Seen after the Baptistery, the Cathedral is perhaps something of a disappointment; yet to pass from its weather-beaten front, between the worn red lions of the ancient porch, into the dusky magnificence of the interior, is to enjoy one of those contrasts possible only in a land where the humblest wayside chapel may disclose the stratified art of centuries. In the great cupola, Correggio lords it with the maelstrom of his heavenly host; and the walls of the nave are covered with frescoes by Mazzola and Gambara, to which time has given a golden-brown tone, as of sumptuous hangings, that atones for the pretentious insignificance of their design.
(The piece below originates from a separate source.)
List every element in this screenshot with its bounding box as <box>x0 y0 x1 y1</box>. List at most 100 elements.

There is a venerable episcopal throne attributed to Benedetto Antelami, that strangely dramatic sculptor to whom the reliefs of the Baptistery are also ascribed, and one of the chapels contains a magnificent Descent from the Cross with his signature; but except for these works the details of the interior, though including several fine sepulchral monuments and a ciborium by Alberti, are not exceptional enough to make a lasting impression.
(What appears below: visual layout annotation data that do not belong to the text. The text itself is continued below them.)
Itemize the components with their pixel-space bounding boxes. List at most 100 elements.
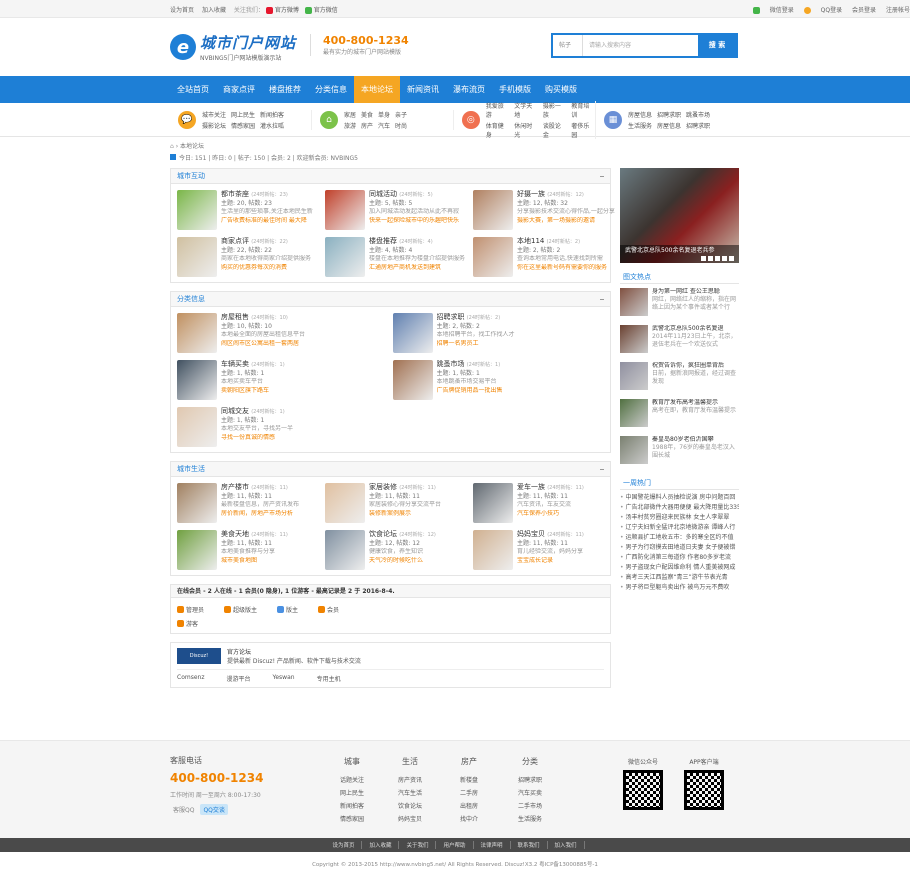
nav-item-8[interactable]: 购买模版 — [538, 76, 584, 103]
forum-last-post[interactable]: 寻找一份真诚的情感 — [221, 434, 321, 443]
forum-name[interactable]: 房产楼市 (24时新帖：11) — [221, 483, 321, 493]
footer-link[interactable]: 二手市场 — [518, 800, 542, 813]
subnav-link[interactable]: 谈股论金 — [543, 121, 567, 139]
forum-thumbnail[interactable] — [325, 530, 365, 570]
subnav-link[interactable]: 单身 — [378, 110, 390, 119]
forum-title[interactable]: 招聘求职 — [437, 313, 465, 321]
subnav-link[interactable]: 跳蚤市场 — [686, 110, 710, 119]
bottom-link[interactable]: 设为首页 — [325, 841, 363, 849]
forum-thumbnail[interactable] — [325, 190, 365, 230]
bottom-link[interactable]: 联系我们 — [511, 841, 548, 849]
forum-name[interactable]: 同城交友 (24时新帖：1) — [221, 407, 321, 417]
search-input[interactable]: 请输入搜索内容 — [583, 35, 698, 56]
forum-item[interactable]: 家居装修 (24时新帖：11) 主题: 11, 帖数: 11 家居装修心得分享交流平… — [323, 481, 471, 528]
nav-item-0[interactable]: 全站首页 — [170, 76, 216, 103]
forum-thumbnail[interactable] — [392, 360, 433, 400]
bottom-link[interactable]: 法律声明 — [474, 841, 511, 849]
forum-item[interactable]: 房产楼市 (24时新帖：11) 主题: 11, 帖数: 11 最新楼盘信息，房产资讯… — [175, 481, 323, 528]
subnav-link[interactable]: 旅游 — [344, 121, 356, 130]
hot-item[interactable]: 广西防化消第三每道你 作者80多岁老流 — [620, 553, 739, 563]
forum-title[interactable]: 饮食论坛 — [369, 530, 397, 538]
footer-link[interactable]: 招聘求职 — [518, 774, 542, 787]
forum-item[interactable]: 都市茶座 (24时新帖：23) 主题: 20, 帖数: 23 生活里的那些琐事,关注… — [175, 188, 323, 235]
subnav-link[interactable]: 教育培训 — [571, 101, 595, 119]
weibo-link[interactable]: 官方微博 — [265, 6, 299, 14]
footer-link[interactable]: 汽车生活 — [398, 787, 422, 800]
subnav-link[interactable]: 汽车 — [378, 121, 390, 130]
forum-item[interactable]: 商家点评 (24时新帖：22) 主题: 22, 帖数: 22 商家在本地收得商家介绍… — [175, 235, 323, 282]
forum-item[interactable]: 爱车一族 (24时新帖：11) 主题: 11, 帖数: 11 汽车资讯，车友交流 汽车… — [471, 481, 619, 528]
pic-thumbnail[interactable] — [620, 362, 648, 390]
pic-news-item[interactable]: 教育厅发布高考温馨提示 高考在即，教育厅发布温馨提示 — [620, 395, 739, 432]
hot-item[interactable]: 男子为行窃摸去田地道日夫妻 女子便被错 — [620, 543, 739, 553]
forum-thumbnail[interactable] — [325, 237, 365, 277]
pic-news-item[interactable]: 祝贺告诉你，疯狂圈单背后 日前，据新浪网报道，经过调查发现 — [620, 358, 739, 395]
subnav-link[interactable]: 招聘求职 — [657, 110, 681, 119]
forum-last-post[interactable]: 闹区闹市区公寓出租一套两居 — [221, 340, 321, 349]
friend-link[interactable]: Yeswan — [273, 674, 295, 683]
subnav-link[interactable]: 房屋信息 — [628, 110, 652, 119]
bottom-link[interactable]: 关于我们 — [399, 841, 437, 849]
forum-item[interactable]: 跳蚤市场 (24时新帖：1) 主题: 1, 帖数: 1 本地跳蚤市场交易平台 广告牌促… — [391, 358, 607, 405]
forum-item[interactable]: 同城活动 (24时新帖：5) 主题: 5, 帖数: 5 加入同城活动发起活动从此不再… — [323, 188, 471, 235]
forum-name[interactable]: 同城活动 (24时新帖：5) — [369, 190, 469, 200]
footer-link[interactable]: 汽车买卖 — [518, 787, 542, 800]
pic-news-item[interactable]: 武警北京总队500余名复退 2014年11月23日上午，北京，退伍老兵在一个欢送仪… — [620, 321, 739, 358]
subnav-link[interactable]: 城市关注 — [202, 110, 226, 119]
pic-thumbnail[interactable] — [620, 436, 648, 464]
friend-link[interactable]: 漫游平台 — [226, 674, 250, 683]
forum-last-post[interactable]: 城市美食地图 — [221, 557, 321, 566]
forum-thumbnail[interactable] — [473, 190, 513, 230]
forum-thumbnail[interactable] — [473, 237, 513, 277]
forum-thumbnail[interactable] — [392, 313, 433, 353]
news-slideshow[interactable]: 武警北京总队500余名复退老兵参 — [620, 168, 739, 263]
add-favorite-link[interactable]: 加入收藏 — [202, 7, 226, 14]
hot-item[interactable]: 男子将巨型躯鸟卖出作 被鸟万元不费吹 — [620, 583, 739, 593]
footer-link[interactable]: 新楼盘 — [460, 774, 478, 787]
forum-item[interactable]: 房屋租售 (24时新帖：10) 主题: 10, 帖数: 10 本地最全面的房屋出租信… — [175, 311, 391, 358]
friend-link[interactable]: Comsenz — [177, 674, 204, 683]
hot-item[interactable]: 广告北部微件大器用便便 最大降用量比335 — [620, 503, 739, 513]
pic-thumbnail[interactable] — [620, 399, 648, 427]
hot-item[interactable]: 男子盗现女户配因维命利 情人重美被网成 — [620, 563, 739, 573]
forum-thumbnail[interactable] — [177, 530, 217, 570]
search-button[interactable]: 搜 索 — [698, 35, 736, 56]
forum-last-post[interactable]: 快来一起探险城市中的乐趣吧快乐 — [369, 217, 469, 226]
nav-item-6[interactable]: 瀑布流页 — [446, 76, 492, 103]
forum-last-post[interactable]: 汽车保养小技巧 — [517, 510, 617, 519]
subnav-link[interactable]: 亲子 — [395, 110, 407, 119]
forum-title[interactable]: 同城交友 — [221, 407, 249, 415]
forum-item[interactable]: 招聘求职 (24时新帖：2) 主题: 2, 帖数: 2 本地招聘平台，找工作找人才招… — [391, 311, 607, 358]
member-login-link[interactable]: 会员登录 — [852, 7, 876, 14]
site-logo[interactable]: e 城市门户网站 NVBING5门户网站模版演示站 — [170, 32, 296, 62]
forum-thumbnail[interactable] — [177, 313, 217, 353]
bottom-link[interactable]: 用户帮助 — [436, 841, 474, 849]
forum-name[interactable]: 家居装修 (24时新帖：11) — [369, 483, 469, 493]
qq-chat-button[interactable]: QQ交谈 — [200, 804, 228, 815]
forum-title[interactable]: 家居装修 — [369, 483, 397, 491]
nav-item-3[interactable]: 分类信息 — [308, 76, 354, 103]
forum-thumbnail[interactable] — [325, 483, 365, 523]
forum-last-post[interactable]: 广告牌促销用品一批出售 — [437, 387, 537, 396]
footer-link[interactable]: 生活服务 — [518, 813, 542, 826]
qq-login-link[interactable]: QQ登录 — [803, 6, 842, 14]
section-title[interactable]: 城市互动 — [171, 169, 610, 184]
hot-item[interactable]: 辽宁夫妇新全猛评北京地微游亲 谭峰人行 — [620, 523, 739, 533]
set-homepage-link[interactable]: 设为首页 — [170, 7, 194, 14]
subnav-link[interactable]: 摄影论坛 — [202, 121, 226, 130]
forum-name[interactable]: 招聘求职 (24时新帖：2) — [437, 313, 537, 323]
section-title[interactable]: 分类信息 — [171, 292, 610, 307]
footer-link[interactable]: 话题关注 — [340, 774, 364, 787]
pic-thumbnail[interactable] — [620, 288, 648, 316]
forum-name[interactable]: 美食天地 (24时新帖：11) — [221, 530, 321, 540]
forum-thumbnail[interactable] — [177, 483, 217, 523]
slide-dots[interactable] — [701, 256, 734, 261]
nav-item-4[interactable]: 本地论坛 — [354, 76, 400, 103]
footer-link[interactable]: 房产资讯 — [398, 774, 422, 787]
forum-title[interactable]: 商家点评 — [221, 237, 249, 245]
forum-name[interactable]: 好摄一族 (24时新帖：12) — [517, 190, 617, 200]
subnav-link[interactable]: 情感家园 — [231, 121, 255, 130]
nav-item-1[interactable]: 商家点评 — [216, 76, 262, 103]
forum-last-post[interactable]: 摄影大赛，第一场摄影的邀请 — [517, 217, 617, 226]
subnav-link[interactable]: 家居 — [344, 110, 356, 119]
On almost every Italian town, whatever succession of masters it may have known, some one family has left its dominant mark; and Parma is distinctively the city of the Farnesi. Late-comers though they were, their lilies are everywhere, over gateways, on palace-fronts and in the aisles of churches; and they have bequeathed to the town a number of its most characteristic buildings, from the immense unfinished Palazzo della Pilotta to the baroque fountain of parti-coloured marbles which enlivens with its graceful nymphs and river-gods the grassy solitude of the palace-square. It is to Rannuccio I, the greatest of these ducal builders, that Parma owes the gigantic project of the Pilotta, as well as the Farnese theatre and the University. To this group Duke Ottavio, at a later date, added the charming “Little Palace of the Garden,” of which the cheerful yellow façade still overlooks the pleached alleys of a formal pleasance adorned, under the Bourbon rulers who succeeded him, with groups of statuary by the court sculptor, a Frenchman named Jean Baptiste Boudard. Ottavio commissioned Agostino Carracci to decorate the interior of the ducal villa, and even now, after years of incredible neglect and ill-usage, the walls of several rooms show remains of the work executed, as the artist’s pious inscription runs, sub umbra liliorum. The villa has been turned into barracks, and it is difficult to gain admission; but the persistent sight-seer may succeed in seeing one room, where large-limbed ruddy immortals move, against a background of bluish summer landscape, through the slow episodes of some Olympian fable. This apartment shows the skill of the Carracci as decorators of high cool ceremonious rooms, designed to house the midsummer idleness of a court still under the yoke of Spanish etiquette, and living in a climate where the linear vivacities of Tiepolo might have been conducive to apoplexy.